El niño salta de alegría en el vientre de su madre; Isabel se llena del Espíritu Santo, reconoce al Señor presente y comienza a profetizar.
Por: Padre Nicolás Schwizer | Fuente: Retiros y
homilías del Padre Nicolás Schwizer
Toda nuestra vida, cuando es auténticamente cristiana,
está orientada hacia el amor. Sólo el amor hace grande y fecunda nuestra
existencia y nos garantiza la salvación eterna.
Y sabemos que ese amor cristiano tiene dos dimensiones. La
dimensión horizontal: amar a los hombres, nuestros hermanos.
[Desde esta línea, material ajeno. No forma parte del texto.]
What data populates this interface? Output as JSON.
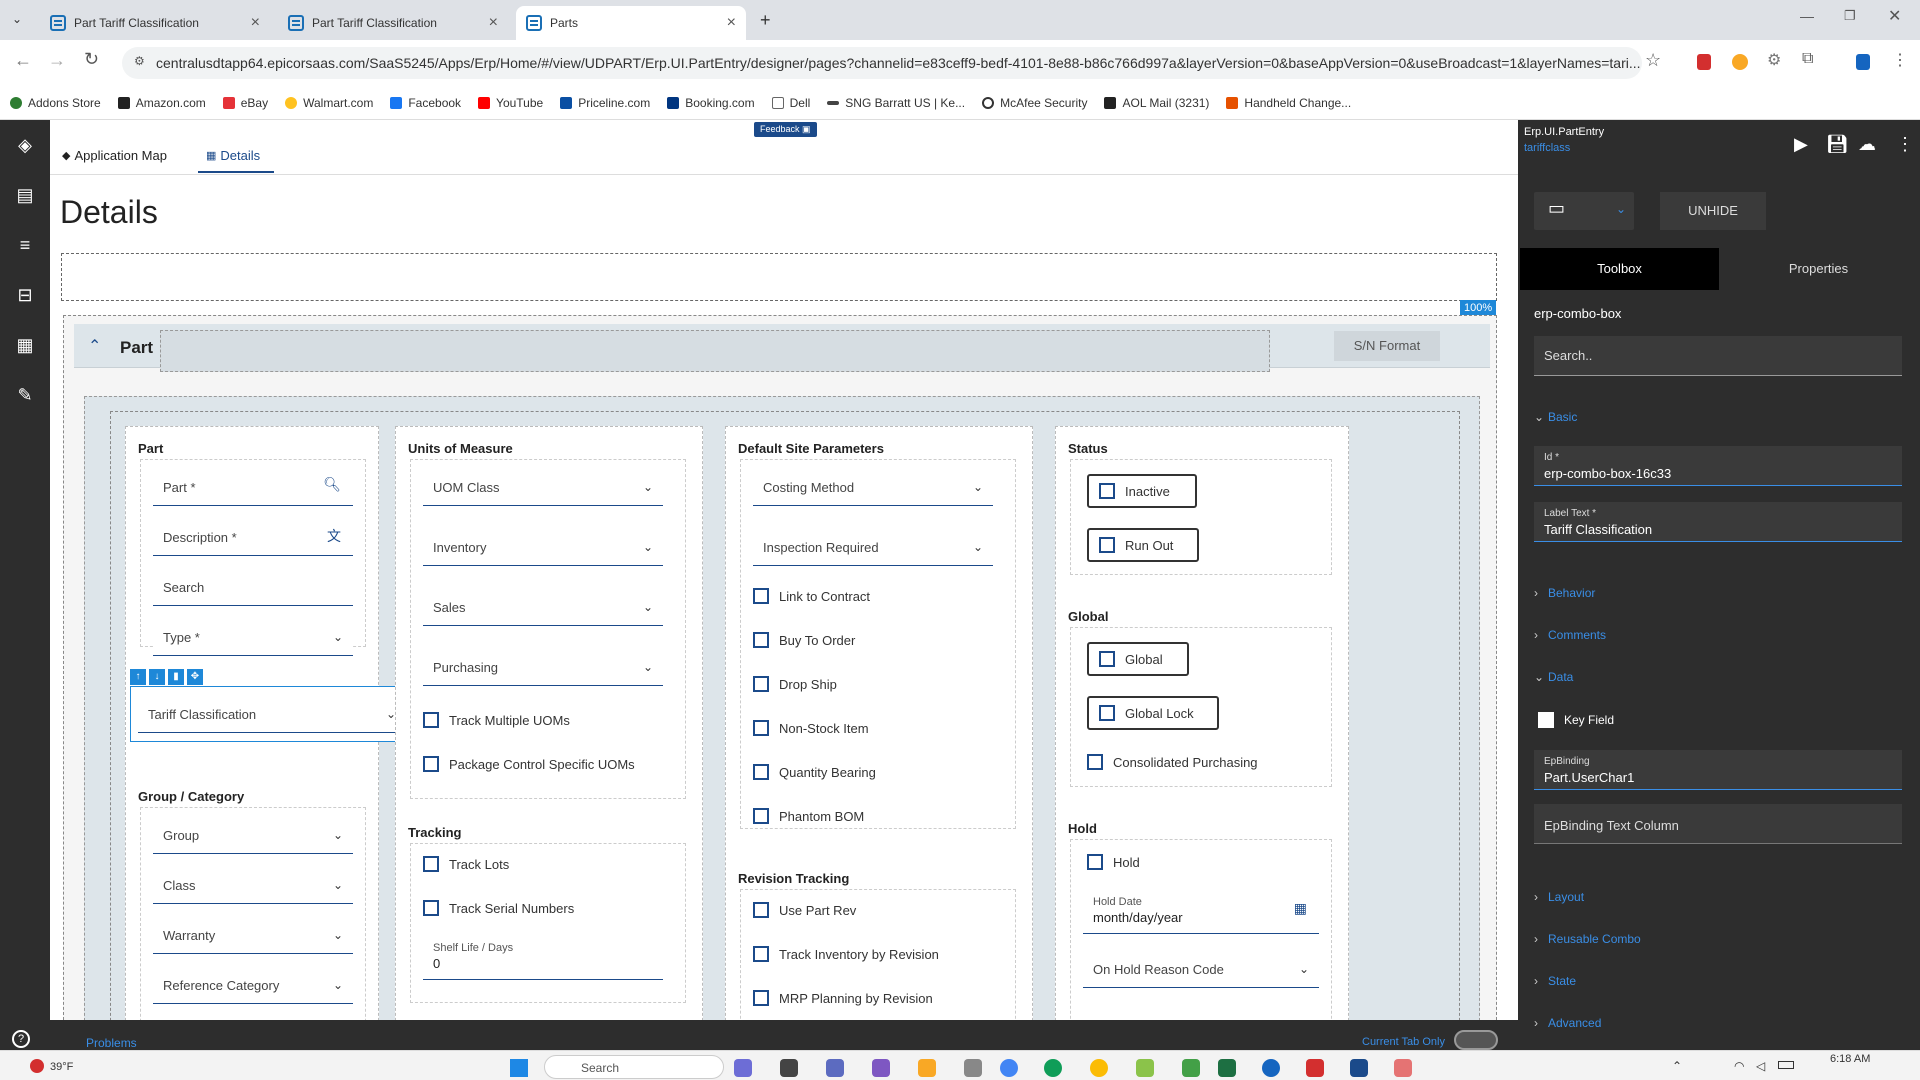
{
  "browser": {
    "tabs": [
      {
        "title": "Part Tariff Classification"
      },
      {
        "title": "Part Tariff Classification"
      },
      {
        "title": "Parts"
      }
    ],
    "new_tab": "+",
    "url": "centralusdtapp64.epicorsaas.com/SaaS5245/Apps/Erp/Home/#/view/UDPART/Erp.UI.PartEntry/designer/pages?channelid=e83ceff9-bedf-4101-8e88-b86c766d997a&layerVersion=0&baseAppVersion=0&useBroadcast=1&layerNames=tari...",
    "bookmarks": [
      {
        "label": "Addons Store",
        "color": "#2e7d32"
      },
      {
        "label": "Amazon.com",
        "color": "#222"
      },
      {
        "label": "eBay",
        "color": "#e53238"
      },
      {
        "label": "Walmart.com",
        "color": "#ffc220"
      },
      {
        "label": "Facebook",
        "color": "#1877f2"
      },
      {
        "label": "YouTube",
        "color": "#ff0000"
      },
      {
        "label": "Priceline.com",
        "color": "#0a4fa3"
      },
      {
        "label": "Booking.com",
        "color": "#003580"
      },
      {
        "label": "Dell",
        "color": "#888"
      },
      {
        "label": "SNG Barratt US | Ke...",
        "color": "#444"
      },
      {
        "label": "McAfee Security",
        "color": "#333"
      },
      {
        "label": "AOL Mail (3231)",
        "color": "#222"
      },
      {
        "label": "Handheld Change...",
        "color": "#e65100"
      }
    ]
  },
  "app": {
    "nav_tabs": [
      "Application Map",
      "Details"
    ],
    "feedback": "Feedback",
    "page_title": "Details",
    "zoom": "100%",
    "panel_title": "Part",
    "sn_format": "S/N Format",
    "part_section": {
      "title": "Part",
      "part_label": "Part *",
      "description_label": "Description *",
      "search_label": "Search",
      "type_label": "Type *",
      "tariff_label": "Tariff Classification"
    },
    "group_section": {
      "title": "Group / Category",
      "group": "Group",
      "class": "Class",
      "warranty": "Warranty",
      "reference": "Reference Category"
    },
    "uom_section": {
      "title": "Units of Measure",
      "uom_class": "UOM Class",
      "inventory": "Inventory",
      "sales": "Sales",
      "purchasing": "Purchasing",
      "track_multiple": "Track Multiple UOMs",
      "package_control": "Package Control Specific UOMs"
    },
    "tracking_section": {
      "title": "Tracking",
      "track_lots": "Track Lots",
      "track_serial": "Track Serial Numbers",
      "shelf_life_label": "Shelf Life / Days",
      "shelf_life_value": "0"
    },
    "site_section": {
      "title": "Default Site Parameters",
      "costing": "Costing Method",
      "inspection": "Inspection Required",
      "link_contract": "Link to Contract",
      "buy_to_order": "Buy To Order",
      "drop_ship": "Drop Ship",
      "non_stock": "Non-Stock Item",
      "quantity_bearing": "Quantity Bearing",
      "phantom_bom": "Phantom BOM"
    },
    "revision_section": {
      "title": "Revision Tracking",
      "use_part_rev": "Use Part Rev",
      "track_inv_rev": "Track Inventory by Revision",
      "mrp_rev": "MRP Planning by Revision"
    },
    "status_section": {
      "title": "Status",
      "inactive": "Inactive",
      "run_out": "Run Out"
    },
    "global_section": {
      "title": "Global",
      "global": "Global",
      "global_lock": "Global Lock",
      "consolidated": "Consolidated Purchasing"
    },
    "hold_section": {
      "title": "Hold",
      "hold": "Hold",
      "hold_date_label": "Hold Date",
      "hold_date_value": "month/day/year",
      "reason": "On Hold Reason Code"
    },
    "bottom": {
      "problems": "Problems",
      "current_tab": "Current Tab Only"
    }
  },
  "right_panel": {
    "app_name": "Erp.UI.PartEntry",
    "layer": "tariffclass",
    "unhide": "UNHIDE",
    "tabs": [
      "Toolbox",
      "Properties"
    ],
    "component": "erp-combo-box",
    "search_placeholder": "Search..",
    "groups": {
      "basic": "Basic",
      "behavior": "Behavior",
      "comments": "Comments",
      "data": "Data",
      "layout": "Layout",
      "reusable": "Reusable Combo",
      "state": "State",
      "advanced": "Advanced"
    },
    "id_label": "Id *",
    "id_value": "erp-combo-box-16c33",
    "label_text_label": "Label Text *",
    "label_text_value": "Tariff Classification",
    "key_field": "Key Field",
    "epbinding_label": "EpBinding",
    "epbinding_value": "Part.UserChar1",
    "epbinding_text_column": "EpBinding Text Column"
  },
  "taskbar": {
    "weather": "39°F",
    "search": "Search",
    "time": "6:18 AM"
  }
}
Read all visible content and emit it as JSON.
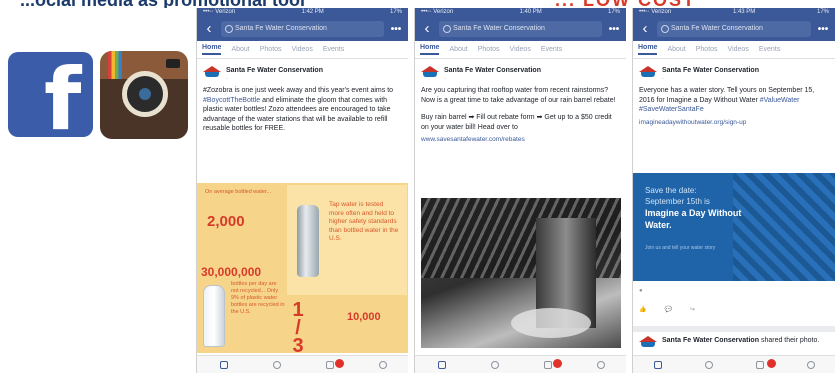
{
  "slide": {
    "title_left": "...ocial media as promotional tool",
    "title_right": "... LOW COST"
  },
  "logos": {
    "facebook": "f",
    "instagram_icon": "camera-icon"
  },
  "phones": [
    {
      "status": {
        "carrier": "•••◦◦ Verizon",
        "time": "1:42 PM",
        "battery": "17%"
      },
      "search": "Santa Fe Water Conservation",
      "tabs": [
        "Home",
        "About",
        "Photos",
        "Videos",
        "Events"
      ],
      "post": {
        "page_name": "Santa Fe Water Conservation",
        "time": "·",
        "text_1": "#Zozobra is one just week away and this year's event aims to ",
        "text_hash": "#BoycottTheBottle",
        "text_2": " and eliminate the gloom that comes with plastic water bottles! Zozo attendees are encouraged to take advantage of the water stations that will be available to refill reusable bottles for FREE."
      },
      "infographic": {
        "stat1": "2,000",
        "stat1_note": "On average bottled water...",
        "stat2": "30,000,000",
        "stat3": "10,000",
        "third": "1 / 3",
        "tap_text": "Tap water is tested more often and held to higher safety standards than bottled water in the U.S.",
        "plastic_text": "bottles per day are not recycled... Only 9% of plastic water bottles are recycled in the U.S."
      }
    },
    {
      "status": {
        "carrier": "•••◦◦ Verizon",
        "time": "1:40 PM",
        "battery": "17%"
      },
      "search": "Santa Fe Water Conservation",
      "tabs": [
        "Home",
        "About",
        "Photos",
        "Videos",
        "Events"
      ],
      "post": {
        "page_name": "Santa Fe Water Conservation",
        "time": "·",
        "text_1": "Are you capturing that rooftop water from recent rainstorms? Now is a great time to take advantage of our rain barrel rebate!",
        "text_2": "Buy rain barrel ➡ Fill out rebate form ➡ Get up to a $50 credit on your water bill! Head over to",
        "link": "www.savesantafewater.com/rebates"
      }
    },
    {
      "status": {
        "carrier": "•••◦◦ Verizon",
        "time": "1:43 PM",
        "battery": "17%"
      },
      "search": "Santa Fe Water Conservation",
      "tabs": [
        "Home",
        "About",
        "Photos",
        "Videos",
        "Events"
      ],
      "post": {
        "page_name": "Santa Fe Water Conservation",
        "time": "·",
        "text_1": "Everyone has a water story. Tell yours on September 15, 2016 for Imagine a Day Without Water ",
        "text_hash": "#ValueWater #SaveWaterSantaFe",
        "link": "imagineadaywithoutwater.org/sign-up"
      },
      "banner": {
        "line1": "Save the date:",
        "line2": "September 15th is",
        "headline": "Imagine a Day Without Water.",
        "small": "Join us and tell your water story"
      },
      "shared": {
        "name": "Santa Fe Water Conservation",
        "action": "shared their photo."
      }
    }
  ],
  "colors": {
    "fb_blue": "#3b5998",
    "accent_red": "#e0322a",
    "infographic_yellow": "#f6d58a"
  }
}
Y la dimensión
vertical: amar a Dios, nuestro Señor.
Es fácil hablar de amor y de caridad, pero es difícil vivirlos, porque amar
significa servir, y servir exige renunciar a sí mismo. Por eso, el Señor nos dio como imagen ideal a la Sma. Virgen. Ella
es la gran servidora de Dios y, a la vez, de los hombres.
En la hora de la Anunciación, Ella se proclama
la esclava del Señor. Le entrega toda su vida, para
cumplir la tarea que Dios le encomienda por el ángel. Ella cambia en el acto
todos sus planes y proyectos que tenía, se olvida completamente de sus propios
intereses.
Lo mismo le pasa con Isabel. Se entera que su prima va a tener un hijo y parte
en seguida, a pesar del largo camino. Y se queda tres meses con ella, sirviéndole
hasta el nacimiento de Juan Bautista. No se le ocurre sentirse superior. Y no
busca pretextos por estar encinta y no poder arriesgar un viaje tan largo. Hace
todo esto, porque sabe que en el Reino de Dios
los primeros son los que saben convertirse en servidores de todos.
También
nuestra propia vida cristiana debe formarse y desarrollarse en estas mismas dos
dimensiones: el compromiso con los hermanos y el servicio a Dios. Y no se puede separar
una dimensión de la otra. Por eso, cuanto más queremos comunicarnos con los
hombres, tanto más debemos estar en comunión con Dios. Y cuanto más queremos
acercarnos a Dios, tanto más debemos estar cerca de los hombres.
¿Qué más nos dice el Evangelio? Nos cuenta
de algunos sucesos milagrosos en el encuentro de las dos mujeres: el
niño salta de alegría en el vientre de su madre; Isabel se llena del Espíritu
Santo, reconoce al Señor presente y comienza a profetizar.
Y nos preguntamos: ¿Es la Sma. Virgen la que hace
esos milagros? Ello se puede explicar sólo por la íntima y profunda
unión entre María y Jesús. Esa unión comienza con la Anunciación y dura por
toda su vida y más allá de ella. Y por primera vez se manifiesta en el
encuentro de María con Isabel.
María no actúa nunca sola, sino siempre en esta unión perfecta entre
Madre a Hijo. Donde está María, allí
está también Jesús. Es el misterio de la infinita fecundidad de su vida
de madre.
Y si nosotros queremos ser como Ella, entonces debe ser también el misterio de
nuestra vida. ¿En qué sentido? Nos unimos,
nos vinculamos con María, nuestra Madre y Reina. Y entonces, ¿qué hace Ella? Ella nos vincula, con todas las raíces de
nuestro ser, con su Hijo Jesucristo.
Porque María es la tierra de encuentro con Cristo, nos conduce hacia Él, nos
guía, nos cuida y nos acompaña en nuestro caminar hacia Él.
Pero, María no solo nos conduce hacia Cristo, sino trae, ante todo, a Jesús al
mundo y a los hombres. Es su gran tarea de Madre de Dios.
Y en su visita a la casa de Isabel realiza, por primera vez, esta gran misión
suya: le lleva a su Hijo. Y el Señor del mundo, encarnado en su cuerpo
maternal, manifiesta su presencia por medio de aquellos. milagros.
LO HIZO MARÍA HACE MÁS DE
2000 AÑOS. PERO LO HACE TAMBIÉN HOY: NOS TRAE A CRISTO A TODOS NOSOTROS.